Araştırmanın devam etmiş olduğu seneler süresince tüm katılımcılar içinde günlük uyuklama miktarı giderek artarken, çalışmanın sonuna kadar Alzheimer’ı başlamış olan katılımcılar ile başlamayanların şekerleme alışkanlıkları içinde bazı farklılıklar olması dikkat çekti. Buna gore bilişsel bozukluk geliştirmeyen katılımcılar, yılda averaj 11 fazladan dakika şekerleme süresine sahipken, bu oran, hafifçe bir bilişsel bozukluk teşhisinden sonrasında iki katına çıkarak yılda 25 fazladan dakikaya; Alzheimer teşhisinden sonrasında ise üç katına çıkarak yılda 68 fazladan dakikaya terfi etti.
Netice olarak, günde minimum bir yada bir saatten fazla kestiren yaşlı yetişkinlerin Alzheimer olma riskinin, her gün kestirmeyen yada günde bir saatten azca kestirenlere gore yüzde 40 daha yüksek olduğu sonucuna ulaşıldı. Günlük aktiviteler, hastalıklar ve alınan ilaçlar benzer biçimde faktörler incelendiğinde bile elde edilmiş bulgularda herhangi bir değişim olmadı.
Uyanık kalmayı destekleyen nöronların sayısı, Alzheimer hastalarının beyninde daha azca

Öte taraftan Kaliforniya Üniversitesi’nden bir emek harcama, daha uzun şekerlemelerin yalnız belli bir noktaya kadar yaşlanmanın düzgüsel bir parçası bulunduğunu ortaya koyuyor ve bunama hastalarının niçin daha sık ve daha uzun kestirdiğini açıklamak adına potansiyel bir mekanizma sunuyor.

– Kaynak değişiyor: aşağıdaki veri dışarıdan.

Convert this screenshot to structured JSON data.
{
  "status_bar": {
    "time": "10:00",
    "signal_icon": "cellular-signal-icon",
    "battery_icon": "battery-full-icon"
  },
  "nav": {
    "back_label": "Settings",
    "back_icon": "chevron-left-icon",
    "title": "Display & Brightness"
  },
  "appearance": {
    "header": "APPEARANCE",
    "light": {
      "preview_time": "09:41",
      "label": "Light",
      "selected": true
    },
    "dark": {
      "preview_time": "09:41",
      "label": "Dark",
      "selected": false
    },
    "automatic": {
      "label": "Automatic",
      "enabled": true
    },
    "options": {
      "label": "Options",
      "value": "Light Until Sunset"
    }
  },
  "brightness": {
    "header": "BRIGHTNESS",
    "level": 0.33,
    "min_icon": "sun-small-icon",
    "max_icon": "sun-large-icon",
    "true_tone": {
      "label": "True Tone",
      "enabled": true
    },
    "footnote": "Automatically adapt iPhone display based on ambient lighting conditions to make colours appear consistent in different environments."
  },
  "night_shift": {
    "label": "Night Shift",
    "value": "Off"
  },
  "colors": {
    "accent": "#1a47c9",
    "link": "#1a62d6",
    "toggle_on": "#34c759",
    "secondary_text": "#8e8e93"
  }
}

Alzheimer hastalığı olan kişilerin ölüm sonrası beyinlerinin, bilişsel bozukluğu olmayan kişilerin beyinleriyle karşılaştırılması sonucunda Alzheimer hastalarının beyinlerinin üç bölgesinde uyanıklığı destekleyen daha azca nörona haiz olduğu tespit edildi. Bu nöronal değişikliklerin ise, sıhhatli nöronları stabilize etmeye destek olan proteinin nöronlar arasındaki iletişimi engellemiş olan kümeler oluşturduğu, Alzheimer’ın bir özelliği olan tau proteinleriyle bağlantılı olduğu ortaya çıktı.
Bu da demek oluyor ki her ne kadar emek harcama, gündüz uykularının artmasının bilişsel gerilemeye niçin olduğuna dair kati bir kanıt sunmasa da, uzun soluklu şekerlemelerin hızlandırılmış yaşlanma için potansiyel bir sinyal olduğuna işaret ediyor. Gündüz uykusunun takip edilmesinin bilişsel gerilemeyi tespit etmeye destek olup olmayacağının belirlenmesi içinse daha çok araştırmaya gereksinim duyuluyor.